With some scientific background in the wildlife field, I often try to stay up to date with new scientific findings. A recent study titled “All in the Details: A First Assessment for the Viability of Metabarcoding in Diet Composition Analysis of African Wild Dogs” caught my attention. I thought it would make a great topic to write about.
When it comes to understanding African wild dogs, one of the continent’s most endangered carnivores, every detail matters. Their movements, pack structure, denning behaviour, and diet all play a huge role in their survival. Until now, figuring out what wild dogs eat has relied on an old-school method: searching through their scat (faeces) for hair, hooves, bones, or other identifiable leftovers. But what about prey animals that leave no hard parts behind? Or meals digested so thoroughly that nothing recognisable remains?
This study steps into that gap with a modern tool: metabarcoding, which could reshape the way we understand these extraordinary predators.
Here’s a brief explanation of metabarcoding: it is essentially forensic science for analysing wildlife diets. Instead of looking for physical remains, scientists analyse tiny DNA fragments found in scat. Every animal a wild dog eats leaves behind genetic traces. With specific laboratory techniques, researchers can match these DNA fragments to the prey species the wild dogs have consumed.
The findings in the paper were quite different from what we’d normally expect from observations and the old-school method. Alongside the expected impala and other antelope species, the study picked up the genetic signatures of smaller prey: warthog piglets, hares or scrub hares, rodents and birds (specifically- Cape hare, vlei rat, and two francolin species). These species rarely appear in observational records or traditional scat studies because their bones are soft and digestible, their feathers or fur are easily lost, and they are often consumed quickly during opportunistic kills.
For wild dogs, these findings are important because they show the animals may rely on a more diverse prey base than previously assumed. Understanding these “hidden” prey species is crucial, as it reveals a more complete picture of wild dog dietary flexibility, how they adapt to prey availability, and how they may respond to environmental shifts or prey declines.

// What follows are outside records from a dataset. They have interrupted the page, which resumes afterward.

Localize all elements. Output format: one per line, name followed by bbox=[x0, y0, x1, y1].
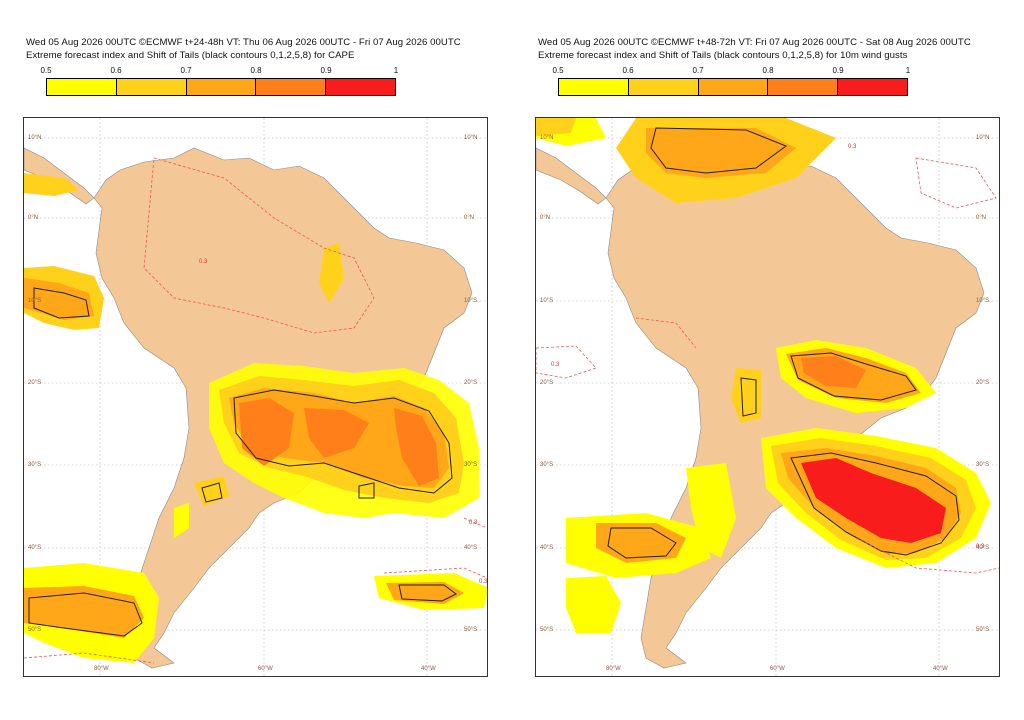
lat-label: 10°S bbox=[28, 298, 42, 304]
colorbar-bin bbox=[628, 79, 699, 95]
lat-label: 10°N bbox=[28, 135, 42, 141]
colorbar-bin bbox=[768, 79, 839, 95]
lat-label: 50°S bbox=[540, 627, 554, 633]
colorbar-bin bbox=[116, 79, 187, 95]
lat-label-right: 40°S bbox=[976, 545, 990, 551]
lat-label-right: 20°S bbox=[464, 380, 478, 386]
lon-label-bottom: 60°W bbox=[258, 666, 273, 672]
lat-label-right: 30°S bbox=[464, 462, 478, 468]
colorbar-tick: 0.9 bbox=[832, 66, 844, 75]
colorbar-tick: 0.5 bbox=[40, 66, 52, 75]
lon-label-bottom: 60°W bbox=[770, 666, 785, 672]
colorbar-labels: 0.5 0.6 0.7 0.8 0.9 1 bbox=[552, 66, 922, 78]
central-america-landmass bbox=[536, 147, 607, 205]
colorbar-bin bbox=[186, 79, 257, 95]
contour-labels: 0.3 0.3 0.3 bbox=[199, 259, 487, 585]
lat-label-right: 20°S bbox=[976, 380, 990, 386]
shift-of-tails-contours bbox=[28, 287, 457, 637]
colorbar-bin bbox=[326, 79, 395, 95]
colorbar-tick: 1 bbox=[905, 66, 911, 75]
panel-title-line1: Wed 05 Aug 2026 00UTC ©ECMWF t+24-48h VT… bbox=[26, 37, 461, 48]
colorbar-tick: 0.8 bbox=[762, 66, 774, 75]
lon-label-bottom: 80°W bbox=[606, 666, 621, 672]
colorbar-tick: 1 bbox=[393, 66, 399, 75]
lat-label: 20°S bbox=[28, 380, 42, 386]
contour-label: 0.3 bbox=[976, 544, 985, 550]
efi-shading bbox=[24, 173, 487, 663]
map-cape: 0.3 0.3 0.3 80°W 60°W 40°W 10°N 0°N 10°S… bbox=[23, 117, 488, 677]
lat-label-right: 50°S bbox=[464, 627, 478, 633]
colorbar-bin bbox=[838, 79, 907, 95]
lat-label-right: 50°S bbox=[976, 627, 990, 633]
colorbar-labels: 0.5 0.6 0.7 0.8 0.9 1 bbox=[40, 66, 410, 78]
lon-label-bottom: 40°W bbox=[933, 666, 948, 672]
dashed-contours bbox=[536, 157, 999, 574]
lat-label-right: 10°N bbox=[464, 135, 478, 141]
lat-label: 10°N bbox=[540, 135, 554, 141]
south-america-landmass bbox=[605, 147, 985, 669]
contour-label: 0.3 bbox=[551, 362, 560, 368]
lat-label: 30°S bbox=[540, 462, 554, 468]
lat-label: 10°S bbox=[540, 298, 554, 304]
colorbar-bin bbox=[559, 79, 629, 95]
lat-label-right: 0°N bbox=[464, 215, 475, 221]
colorbar-tick: 0.7 bbox=[180, 66, 192, 75]
colorbar-tick: 0.6 bbox=[110, 66, 122, 75]
colorbar-tick: 0.7 bbox=[692, 66, 704, 75]
colorbar bbox=[558, 78, 908, 96]
dashed-contours bbox=[24, 157, 487, 664]
colorbar-tick: 0.5 bbox=[552, 66, 564, 75]
lat-label: 0°N bbox=[540, 215, 551, 221]
lat-label-right: 10°S bbox=[464, 298, 478, 304]
contour-label: 0.3 bbox=[848, 144, 857, 150]
colorbar bbox=[46, 78, 396, 96]
lat-label: 30°S bbox=[28, 462, 42, 468]
panel-cape: Wed 05 Aug 2026 00UTC ©ECMWF t+24-48h VT… bbox=[23, 37, 488, 677]
contour-label: 0.3 bbox=[479, 579, 487, 585]
lat-label-right: 10°S bbox=[976, 298, 990, 304]
shift-of-tails-contours bbox=[607, 127, 960, 559]
lat-label: 20°S bbox=[540, 380, 554, 386]
lon-label-bottom: 40°W bbox=[421, 666, 436, 672]
panel-wind-gusts: Wed 05 Aug 2026 00UTC ©ECMWF t+48-72h VT… bbox=[512, 0, 1024, 720]
lat-label-right: 30°S bbox=[976, 462, 990, 468]
contour-label: 0.3 bbox=[469, 520, 478, 526]
lat-label: 0°N bbox=[28, 215, 39, 221]
lat-label: 50°S bbox=[28, 627, 42, 633]
colorbar-bin bbox=[256, 79, 327, 95]
lon-label-bottom: 80°W bbox=[94, 666, 109, 672]
map-wind-gusts: 0.3 0.3 0.3 80°W 60°W 40°W 10°N 0°N 10°S… bbox=[535, 117, 1000, 677]
lat-label: 40°S bbox=[28, 545, 42, 551]
panel-title-line2: Extreme forecast index and Shift of Tail… bbox=[538, 50, 908, 61]
contour-label: 0.3 bbox=[199, 259, 208, 265]
contour-labels: 0.3 0.3 0.3 bbox=[551, 144, 985, 550]
colorbar-tick: 0.9 bbox=[320, 66, 332, 75]
lat-label: 40°S bbox=[540, 545, 554, 551]
lat-label-right: 10°N bbox=[976, 135, 990, 141]
colorbar-tick: 0.6 bbox=[622, 66, 634, 75]
colorbar-bin bbox=[47, 79, 117, 95]
lat-label-right: 0°N bbox=[976, 215, 987, 221]
colorbar-bin bbox=[698, 79, 769, 95]
panel-title-line1: Wed 05 Aug 2026 00UTC ©ECMWF t+48-72h VT… bbox=[538, 37, 971, 48]
lat-label-right: 40°S bbox=[464, 545, 478, 551]
panel-title-line2: Extreme forecast index and Shift of Tail… bbox=[26, 50, 355, 61]
colorbar-tick: 0.8 bbox=[250, 66, 262, 75]
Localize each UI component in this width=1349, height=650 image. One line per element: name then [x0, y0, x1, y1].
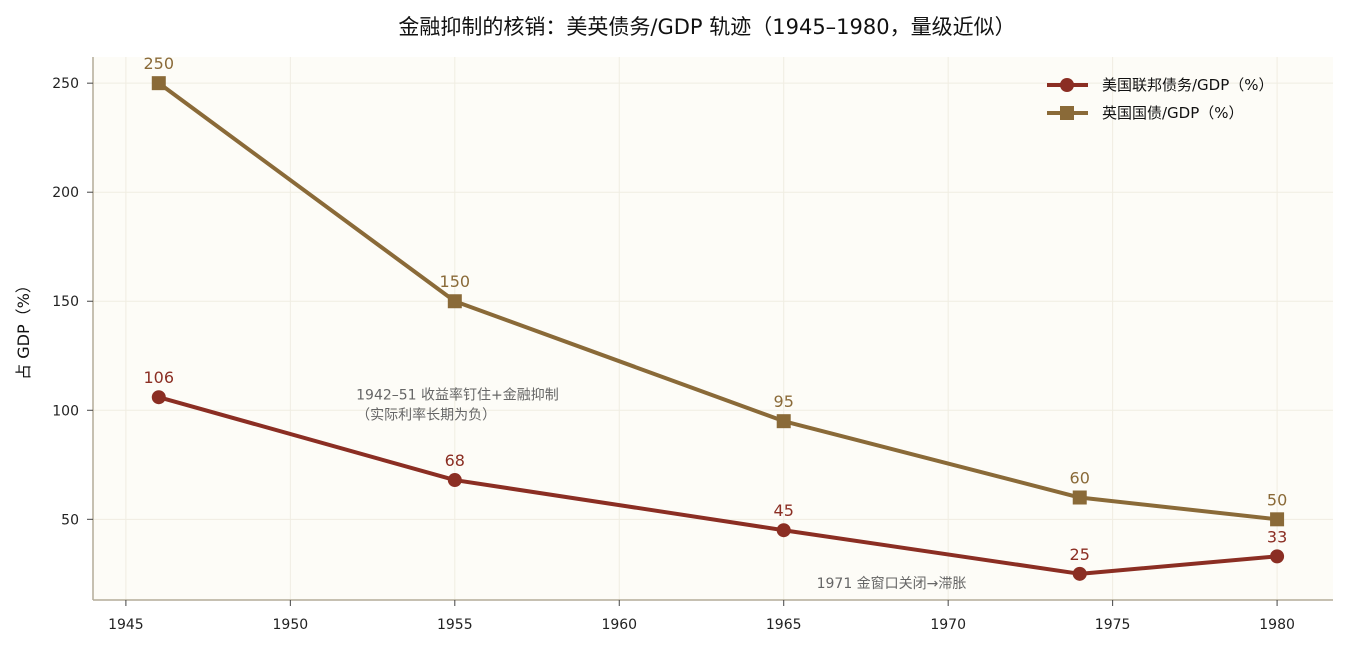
data-point — [776, 414, 791, 429]
data-point — [1072, 566, 1087, 581]
axes: 1945 1950 1955 1960 1965 1970 1975 1980 50 100 150… — [52, 57, 1333, 633]
data-label: 150 — [440, 272, 471, 291]
legend-item: 英国国债/GDP（%） — [1047, 104, 1244, 122]
plot-area — [93, 57, 1333, 600]
x-tick-label: 1960 — [601, 617, 637, 633]
x-tick-label: 1970 — [930, 617, 966, 633]
x-tick-label: 1975 — [1095, 617, 1131, 633]
series-layer: 106 68 45 25 33 250 150 95 60 50 — [144, 54, 1287, 581]
data-label: 68 — [445, 451, 465, 470]
y-tick-label: 150 — [52, 294, 79, 310]
data-label: 25 — [1070, 545, 1090, 564]
annotations: 1942–51 收益率钉住+金融抑制 （实际利率长期为负） 1971 金窗口关闭→滞… — [356, 386, 966, 592]
data-point — [447, 473, 462, 488]
legend-label: 美国联邦债务/GDP（%） — [1102, 76, 1274, 94]
x-tick-label: 1945 — [108, 617, 144, 633]
data-point — [151, 76, 166, 91]
annotation-line: 1971 金窗口关闭→滞胀 — [817, 575, 967, 592]
data-point — [1270, 512, 1285, 527]
x-tick-label: 1955 — [437, 617, 473, 633]
chart-title: 金融抑制的核销：美英债务/GDP 轨迹（1945–1980，量级近似） — [398, 15, 1015, 39]
legend-item: 美国联邦债务/GDP（%） — [1047, 76, 1274, 94]
data-label: 45 — [774, 501, 794, 520]
annotation: 1971 金窗口关闭→滞胀 — [817, 575, 967, 592]
series-1: 106 68 45 25 33 — [144, 368, 1287, 581]
grid — [93, 57, 1333, 600]
x-tick-label: 1965 — [766, 617, 802, 633]
legend: 美国联邦债务/GDP（%） 英国国债/GDP（%） — [1047, 76, 1274, 122]
data-label: 50 — [1267, 490, 1287, 509]
annotation-line: 1942–51 收益率钉住+金融抑制 — [356, 386, 559, 403]
data-point — [447, 294, 462, 309]
legend-marker — [1060, 106, 1074, 120]
data-point — [1270, 549, 1285, 564]
y-tick-label: 200 — [52, 185, 79, 201]
x-tick-label: 1950 — [273, 617, 309, 633]
x-tick-label: 1980 — [1259, 617, 1295, 633]
y-axis-label: 占 GDP（%） — [14, 277, 33, 380]
legend-marker — [1060, 78, 1074, 92]
data-label: 106 — [144, 368, 175, 387]
data-point — [1072, 490, 1087, 505]
data-label: 33 — [1267, 527, 1287, 546]
y-tick-label: 50 — [61, 512, 79, 528]
annotation-line: （实际利率长期为负） — [356, 406, 496, 423]
data-label: 60 — [1070, 469, 1090, 488]
data-label: 95 — [774, 392, 794, 411]
legend-label: 英国国债/GDP（%） — [1102, 104, 1244, 122]
y-tick-label: 100 — [52, 403, 79, 419]
data-label: 250 — [144, 54, 175, 73]
data-point — [151, 390, 166, 405]
annotation: 1942–51 收益率钉住+金融抑制 （实际利率长期为负） — [356, 386, 559, 423]
data-point — [776, 523, 791, 538]
series-2: 250 150 95 60 50 — [144, 54, 1287, 527]
y-tick-label: 250 — [52, 76, 79, 92]
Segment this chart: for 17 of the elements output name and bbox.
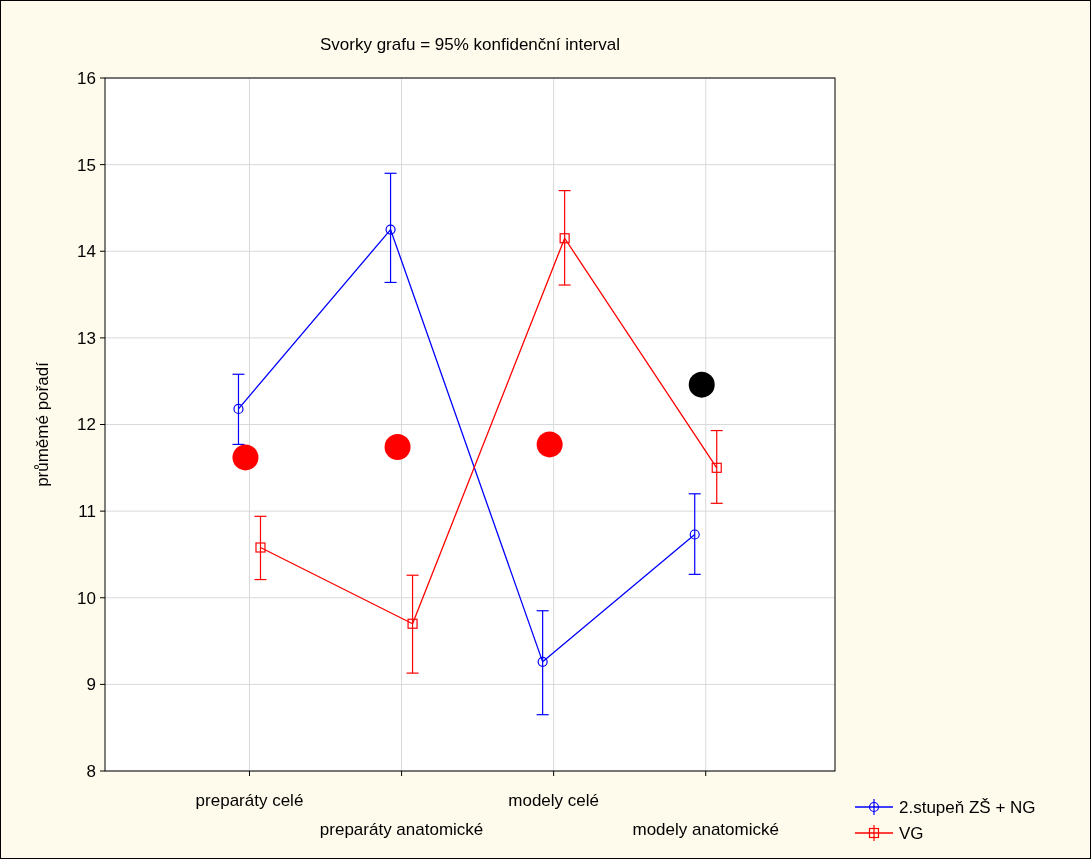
x-tick-label: modely celé [508, 791, 600, 810]
y-tick-label: 10 [77, 588, 96, 608]
y-tick-label: 13 [77, 328, 96, 348]
y-tick-label: 16 [77, 68, 96, 88]
y-tick-label: 12 [77, 415, 96, 435]
chart-title: Svorky grafu = 95% konfidenční interval [319, 35, 621, 54]
y-tick-label: 8 [86, 761, 96, 781]
y-tick-label: 14 [77, 242, 96, 262]
x-tick-label: preparáty celé [195, 791, 304, 810]
x-tick-label: modely anatomické [632, 820, 779, 839]
y-tick-label: 15 [77, 155, 96, 175]
y-axis-title: průměmé pořadí [33, 361, 52, 487]
x-tick-label: preparáty anatomické [319, 820, 484, 839]
legend-label: 2.stupeň ZŠ + NG [899, 797, 1036, 817]
y-tick-label: 9 [86, 675, 96, 695]
y-tick-label: 11 [78, 502, 96, 522]
legend-label: VG [899, 823, 924, 843]
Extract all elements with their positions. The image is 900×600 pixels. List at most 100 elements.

For me personally, these findings are fascinating and make me pay closer attention to what wild dogs get up to behind the scenes. Just the other day, I witnessed a wild dog feeding on a dung beetle. The study also detected traces of elephant and hyena DNA in wild dog scat, which I could hardly believe, since wild dogs don’t eat these animals. Maybe the DNA likely came from dung beetles that had fed on elephant dung, or from wild dogs rolling in hyena scat to mask their scent. Although these unusual DNA traces don’t represent major dietary contributions, the smaller prey species highlighted in the study do play a role in wild dog survival.